10. After bids have been received, and before the award, bidders should not be allowed to amend their estimates.
[_The editors cannot pay attention to demands of correspondents who forget to give their names and addresses as guaranty of good faith; nor do they hold themselves responsible for opinions expressed by their correspondents._]
BARYE'S ADMIRER.
NEW YORK, N.Y., December 28, 1889.
TO THE EDITORS OF THE AMERICAN ARCHITECT:--
_Dear Sirs,_--I have just seen a letter from "Anglo-American" in your issue of December 14, in which he calls for the name of the English artist who said concerning the French sculptor, Barye: "Had he been born in Great Britain, we would have had a group by Barye in every square in London."
Théophile Silvestre reports this remark as if uttered in his presence. He says (1856) that the speaker was Mr. Herbert, an artist of distinction. Probably this was Arthur J. Herbert. Your correspondent takes the remark perhaps too literally, when it merely meant to express admiration through a slight exaggeration. Mr. Herbert would have been content to see a few squares only decorated with groups by an English equivalent of Barye, had one existed.

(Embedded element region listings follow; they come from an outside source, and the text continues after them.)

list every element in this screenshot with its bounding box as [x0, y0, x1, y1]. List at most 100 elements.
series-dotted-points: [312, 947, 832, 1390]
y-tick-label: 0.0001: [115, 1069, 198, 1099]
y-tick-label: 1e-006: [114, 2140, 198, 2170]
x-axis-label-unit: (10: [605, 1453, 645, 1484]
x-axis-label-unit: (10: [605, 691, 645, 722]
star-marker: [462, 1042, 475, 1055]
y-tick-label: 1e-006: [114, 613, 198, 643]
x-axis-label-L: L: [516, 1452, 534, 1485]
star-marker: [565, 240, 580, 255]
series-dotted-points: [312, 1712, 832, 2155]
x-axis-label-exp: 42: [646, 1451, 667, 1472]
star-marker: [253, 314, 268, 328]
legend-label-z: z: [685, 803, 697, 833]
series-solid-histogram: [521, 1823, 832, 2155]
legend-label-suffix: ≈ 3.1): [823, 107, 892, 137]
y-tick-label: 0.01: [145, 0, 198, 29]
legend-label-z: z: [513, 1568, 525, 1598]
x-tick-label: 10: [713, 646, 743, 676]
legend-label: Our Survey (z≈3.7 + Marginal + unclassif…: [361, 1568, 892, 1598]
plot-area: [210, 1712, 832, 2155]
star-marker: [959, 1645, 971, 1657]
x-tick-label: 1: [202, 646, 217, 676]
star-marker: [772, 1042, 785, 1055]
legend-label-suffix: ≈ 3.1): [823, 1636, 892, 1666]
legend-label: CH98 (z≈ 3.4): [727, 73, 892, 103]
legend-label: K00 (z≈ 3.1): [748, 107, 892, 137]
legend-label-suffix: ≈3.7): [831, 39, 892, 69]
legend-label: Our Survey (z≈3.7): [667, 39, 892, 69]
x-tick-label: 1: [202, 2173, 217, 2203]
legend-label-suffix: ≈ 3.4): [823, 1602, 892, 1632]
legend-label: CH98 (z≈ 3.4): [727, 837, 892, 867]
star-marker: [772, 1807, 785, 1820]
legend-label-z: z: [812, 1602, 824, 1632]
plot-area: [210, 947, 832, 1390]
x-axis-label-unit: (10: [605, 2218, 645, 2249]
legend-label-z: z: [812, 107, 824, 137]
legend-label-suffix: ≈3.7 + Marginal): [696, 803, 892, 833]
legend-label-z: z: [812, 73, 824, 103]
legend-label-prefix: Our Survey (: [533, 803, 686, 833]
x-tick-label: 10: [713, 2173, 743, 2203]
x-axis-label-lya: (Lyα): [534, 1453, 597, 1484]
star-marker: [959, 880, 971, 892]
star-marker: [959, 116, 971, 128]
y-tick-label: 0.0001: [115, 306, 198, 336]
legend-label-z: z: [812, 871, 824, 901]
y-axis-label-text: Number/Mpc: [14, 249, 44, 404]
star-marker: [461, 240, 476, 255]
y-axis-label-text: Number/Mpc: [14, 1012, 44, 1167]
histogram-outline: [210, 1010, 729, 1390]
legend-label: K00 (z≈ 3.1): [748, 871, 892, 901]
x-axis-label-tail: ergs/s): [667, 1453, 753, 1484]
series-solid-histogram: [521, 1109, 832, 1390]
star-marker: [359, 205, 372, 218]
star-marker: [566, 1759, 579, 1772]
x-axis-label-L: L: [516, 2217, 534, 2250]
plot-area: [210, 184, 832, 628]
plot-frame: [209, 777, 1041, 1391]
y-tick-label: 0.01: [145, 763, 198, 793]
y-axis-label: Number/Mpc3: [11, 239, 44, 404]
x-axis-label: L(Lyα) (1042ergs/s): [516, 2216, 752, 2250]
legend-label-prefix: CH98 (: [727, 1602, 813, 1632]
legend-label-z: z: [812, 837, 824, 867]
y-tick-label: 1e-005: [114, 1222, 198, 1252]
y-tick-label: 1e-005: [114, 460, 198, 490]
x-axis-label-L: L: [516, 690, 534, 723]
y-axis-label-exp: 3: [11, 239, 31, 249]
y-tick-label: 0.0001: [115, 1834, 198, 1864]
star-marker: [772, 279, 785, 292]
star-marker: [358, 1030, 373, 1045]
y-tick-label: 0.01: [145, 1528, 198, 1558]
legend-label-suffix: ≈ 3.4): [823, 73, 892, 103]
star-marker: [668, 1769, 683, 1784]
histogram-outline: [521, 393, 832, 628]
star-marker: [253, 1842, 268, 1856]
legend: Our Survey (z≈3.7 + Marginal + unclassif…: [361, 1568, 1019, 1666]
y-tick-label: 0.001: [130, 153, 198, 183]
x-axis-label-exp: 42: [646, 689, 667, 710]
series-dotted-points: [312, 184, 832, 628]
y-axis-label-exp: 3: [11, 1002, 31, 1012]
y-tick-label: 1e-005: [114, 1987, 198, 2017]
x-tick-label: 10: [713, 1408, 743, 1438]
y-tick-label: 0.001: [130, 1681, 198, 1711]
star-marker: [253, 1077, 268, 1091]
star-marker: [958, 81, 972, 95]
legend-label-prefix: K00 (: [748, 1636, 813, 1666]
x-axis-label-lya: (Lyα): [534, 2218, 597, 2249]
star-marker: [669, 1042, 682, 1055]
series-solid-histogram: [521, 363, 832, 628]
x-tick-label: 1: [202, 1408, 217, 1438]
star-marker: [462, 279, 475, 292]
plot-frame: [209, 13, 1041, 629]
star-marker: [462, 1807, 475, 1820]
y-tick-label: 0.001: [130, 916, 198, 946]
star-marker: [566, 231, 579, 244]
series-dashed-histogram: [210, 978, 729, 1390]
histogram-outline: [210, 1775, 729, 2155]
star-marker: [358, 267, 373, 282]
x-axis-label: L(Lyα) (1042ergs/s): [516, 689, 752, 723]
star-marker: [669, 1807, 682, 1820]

As to the assertion by "Anglo-American" that Alfred Stevens was "an artist not inferior to Barye" it will be shared by few who have studied the works of the great French sculptor of animals and men.
"Anglo-American" is right in saying that my short paper in _Harper's Weekly_ errs in giving two bronze groups after Barye to Mount Vernon Square, Baltimore, instead of four. Were I a resident of that city, I could hardly have known this better, and how the error got there puzzles me. Certainly had I been permitted to see a proof of that paper the mistake would have been corrected, unimportant as it is, so far as Barye is concerned. I must compliment your correspondent on the quickness of eye that detected the slip and regret that the proof-reader of _Harper's Weekly_ did not know his Baltimore to the same degree. But he is himself in error when he speaks of the "_Life and Works of Antoine Louis Barye_," written by me and published by the Barye Monument Association as a catalogue. The catalogue is quite another thing from the _édition deluxe_, which is the only edition of the "_Life_."
CHARLES DE KAY.
EVAPORATION OF WATER IN TRAPS.
TO THE EDITORS OF THE AMERICAN ARCHITECT:--
_Dear Sirs,_--In a late issue of your journal an advocate of Trap-venting, says of ordinary S-traps "If the traps are filled even once in two months they will keep their seals intact."
Most persons now agree that S-traps which are back-vented in the ordinary manner require refilling by hand as often as once a fortnight. It is, therefore, clear that the system of back-venting is a very dangerous one. Its original object was to afford security. It is now found (and strangely enough, even by its advocates) that it totally fails in this respect and that it requires an amount of attention which experience and common-sense show us it will never receive.